Sir Keir Starmer and the Virgin Queen

The British premier cashiers portraits of Elizabeth Regina, Walter Raleigh, and Margaret Thatcher — just when he could use a bit of Britannic brilliance.

National Portrait Gallery via Wikimedia Commons
Marcus Gheeraerts the Younger's portrait of Elizabeth I, known as 'The Ditchley portrait,' detail. National Portrait Gallery via Wikimedia Commons

The removal of portraits of Queen Elizabeth I and Sir Walter Raleigh from 10 Downing Street, where Prime Minister Starmer now lives, is an outrageous cashiering of two of England’s glories that bodes poorly for the Sceptered Isle’s present. A Starmer spokesman protests that “the change of artwork is long planned, since before the election.” Maybe, though we imagine the man who holds the office of Churchill could have weighed in on the decor.

Banishment of Elizabeth and Raleigh from a room devoted to meetings with foreign leaders points to Labour’s leftward list under Sir Keir. He could learn much from these two savants of statecraft to whom is owed much of England’s glory. Sir Keir has already engineered the removal of portraits of Thatcher and Gladstone from Downing Street. Elizabeth and Raleigh are replaced by scenes meant to highlight “strong and courageous women.”

One could hardly think of a stronger or more courageous woman than the daughter of King Henry VIII. Consider her Tilbury address, directed to her troops in 1588. “I know I have the body of a weak and feeble woman,” Her Majesty declared, “but I have the heart and stomach of a king, and of a king of England too, and think foul scorn that Parma or Spain, or any prince of Europe, should dare to invade the borders of my realm.”

Call it Brexit avant la lettre.

“I myself will take up arms,” the Queen vowed. “I myself will be your general, judge, and rewarder of every one of your virtues in the field.” Contrast that spirit with the pusillanimity that has characterized Labour’s return. The country that handed up Lord Balfour’s declaration now suspends sales of matériel to Israel and can’t find the Elizabethan spine to defend Prime Minister Netanyahu from the International Criminal Court.

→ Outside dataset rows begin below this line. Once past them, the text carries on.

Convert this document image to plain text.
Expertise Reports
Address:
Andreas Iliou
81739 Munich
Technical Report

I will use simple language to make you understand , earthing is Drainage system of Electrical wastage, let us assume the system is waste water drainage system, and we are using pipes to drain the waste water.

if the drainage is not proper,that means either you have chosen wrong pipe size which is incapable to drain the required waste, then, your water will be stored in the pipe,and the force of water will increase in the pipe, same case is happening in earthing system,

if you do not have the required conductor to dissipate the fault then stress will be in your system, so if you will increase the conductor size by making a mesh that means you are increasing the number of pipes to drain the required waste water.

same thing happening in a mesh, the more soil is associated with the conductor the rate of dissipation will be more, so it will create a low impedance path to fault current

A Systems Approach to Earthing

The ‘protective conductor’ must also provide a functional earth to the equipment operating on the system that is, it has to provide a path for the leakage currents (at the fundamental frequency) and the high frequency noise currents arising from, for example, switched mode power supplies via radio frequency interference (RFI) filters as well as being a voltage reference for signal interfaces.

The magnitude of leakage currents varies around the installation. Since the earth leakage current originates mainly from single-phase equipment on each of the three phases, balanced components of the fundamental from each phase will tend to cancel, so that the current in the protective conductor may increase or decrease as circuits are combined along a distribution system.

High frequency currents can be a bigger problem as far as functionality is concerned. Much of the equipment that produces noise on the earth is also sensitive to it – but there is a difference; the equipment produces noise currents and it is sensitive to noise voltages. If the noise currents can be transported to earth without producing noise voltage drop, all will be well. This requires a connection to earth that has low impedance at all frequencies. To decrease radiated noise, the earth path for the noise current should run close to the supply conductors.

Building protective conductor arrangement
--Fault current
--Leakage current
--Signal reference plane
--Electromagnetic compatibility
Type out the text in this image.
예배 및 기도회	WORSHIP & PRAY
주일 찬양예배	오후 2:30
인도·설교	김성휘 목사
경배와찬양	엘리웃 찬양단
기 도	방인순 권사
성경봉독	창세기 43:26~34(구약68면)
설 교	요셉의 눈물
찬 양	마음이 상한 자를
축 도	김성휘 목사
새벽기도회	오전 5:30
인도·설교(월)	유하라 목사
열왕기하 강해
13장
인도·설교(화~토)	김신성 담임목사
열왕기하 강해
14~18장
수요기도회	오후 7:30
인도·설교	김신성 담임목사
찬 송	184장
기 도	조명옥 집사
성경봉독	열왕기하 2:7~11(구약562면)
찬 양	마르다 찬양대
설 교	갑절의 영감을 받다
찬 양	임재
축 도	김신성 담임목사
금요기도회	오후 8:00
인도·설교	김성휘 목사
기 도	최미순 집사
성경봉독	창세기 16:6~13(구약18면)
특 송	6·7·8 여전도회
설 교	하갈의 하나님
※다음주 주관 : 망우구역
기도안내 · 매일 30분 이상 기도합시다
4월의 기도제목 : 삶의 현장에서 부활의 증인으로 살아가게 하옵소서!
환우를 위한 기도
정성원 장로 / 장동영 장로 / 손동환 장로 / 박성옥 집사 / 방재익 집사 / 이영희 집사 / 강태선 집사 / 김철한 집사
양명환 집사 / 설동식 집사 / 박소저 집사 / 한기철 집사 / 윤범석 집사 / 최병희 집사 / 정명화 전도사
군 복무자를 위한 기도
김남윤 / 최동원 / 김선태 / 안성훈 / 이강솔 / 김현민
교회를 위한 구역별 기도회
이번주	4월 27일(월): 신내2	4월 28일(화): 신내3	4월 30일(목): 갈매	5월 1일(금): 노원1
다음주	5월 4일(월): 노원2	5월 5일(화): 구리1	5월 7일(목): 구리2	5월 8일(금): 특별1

Raleigh was no slouch, either. He was knighted by Elizabeth, who granted him a royal patent to explore Virginia, named after the virgin queen. He was a poet, a scourge of the Irish, and a seeker of El Dorado. The Queen’s favor was withdrawn when he wed one of her ladies-in-waiting, earning a trip to the Tower. He recovered, but his luck ran out when the monarch died after 45 years on the throne. Her cousin, James I, had him executed. 

A contender for Tory leadership, Robert Jenrick, has no patience for the redecoration. “Elizabeth I was one of our most iconic female leaders. She’s a hero I love to talk to my daughters about. Stripping her portrait from Downing Street — alongside Walter Raleigh’s — seems to betray a strange dislike of our history by this Labour Government,” he says. Elizabeth’s likeness, known as the Ditchley Portrait, was painted in 1592 by Marcus Gheeraerts the Younger.

The scenes from the mural “Crivelli’s Garden” that replaced Elizabeth and Raleigh are by a Portuguese artist, Paula Rego. It is no disrespect to Rego to blanch at the substitution. Elizabeth’s words at Tilbury in 1588 inspired the troops as the Spanish armada neared. If not for her victory over the invading fleet, Español would be London’s language. Under the Iberian Union, which held at the time, King Philip II of Spain — Elizabeth’s foe — also ruled Portugal.

When Sir Keir put away Thatcher from his study, the new premier opined that he didn’t like “pictures of people staring down at me” and that he didn’t want in his quarters “a picture of anyone.” He allowed that he “might tolerate” a picture of footballer Thierry Henry. So far, Sir Keir’s only goals have been his own. Elizabeth, Raleigh, Thatcher — they’d all have a thing or three to teach about the importance of things larger than oneself.